5. The Approach section’s level of detail is either too general or too specific. Spearman admits getting the right level of detail is difficult, and lays out an example of each:
Too general: “Macaques will be immunized with a cocktail of VLPs together with synthetic GM-CSF. At appropriate time points, assays of immune function will be performed to assess the resulting immune response. We will perform both B and T cell assays. Macaques will be challenged after SIV with three doses of immunogen, and the inhibition of viral replication resulting from vaccination analyzed.”
What’s wrong with it: “You need to lay out exactly what assays you’re doing and what you’re really looking for in terms of immune-response and the exact time points,” says Spearman.

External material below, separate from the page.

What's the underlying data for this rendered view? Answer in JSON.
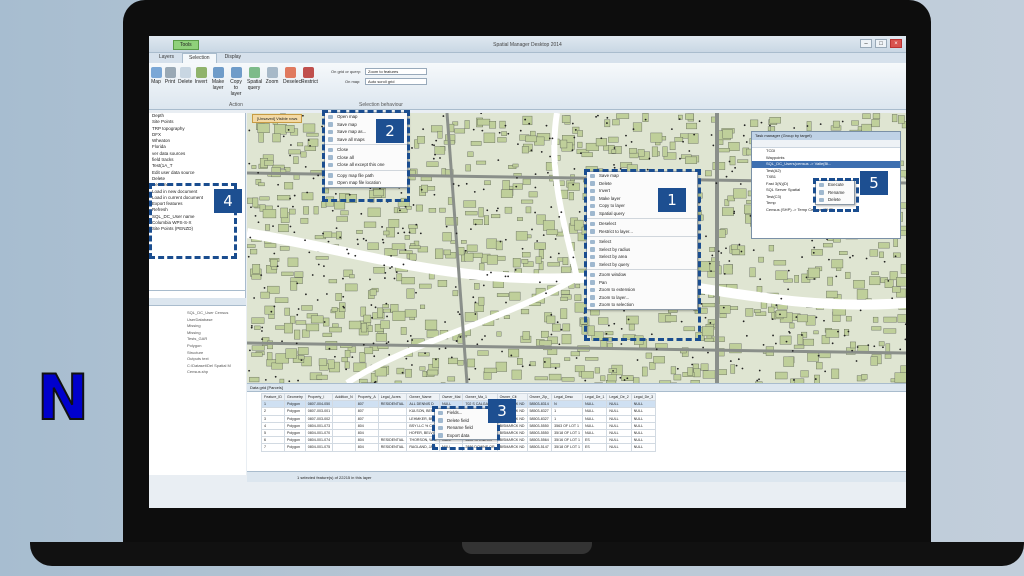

Too specific: “Vaccine will be prepared by mixing a 0.5 ml aliquot of VLP from each of the clade B isolates in Tris-buffered saline (TBS, 01M NaCl, 10 mM Tris-Cl) and sterile filter-ing the end product. Vaccine will be stored at -80 degrees in the veterinary pharmacy, with bar coding to link to the pharmacy system.”
What’s wrong with it: Reviewers don’t need to know about your storage plans and the bar-coding link.
Better: Explain the experiments briefly and what you hope to achieve, but don’t give a step-by-step explanation of all the specifications.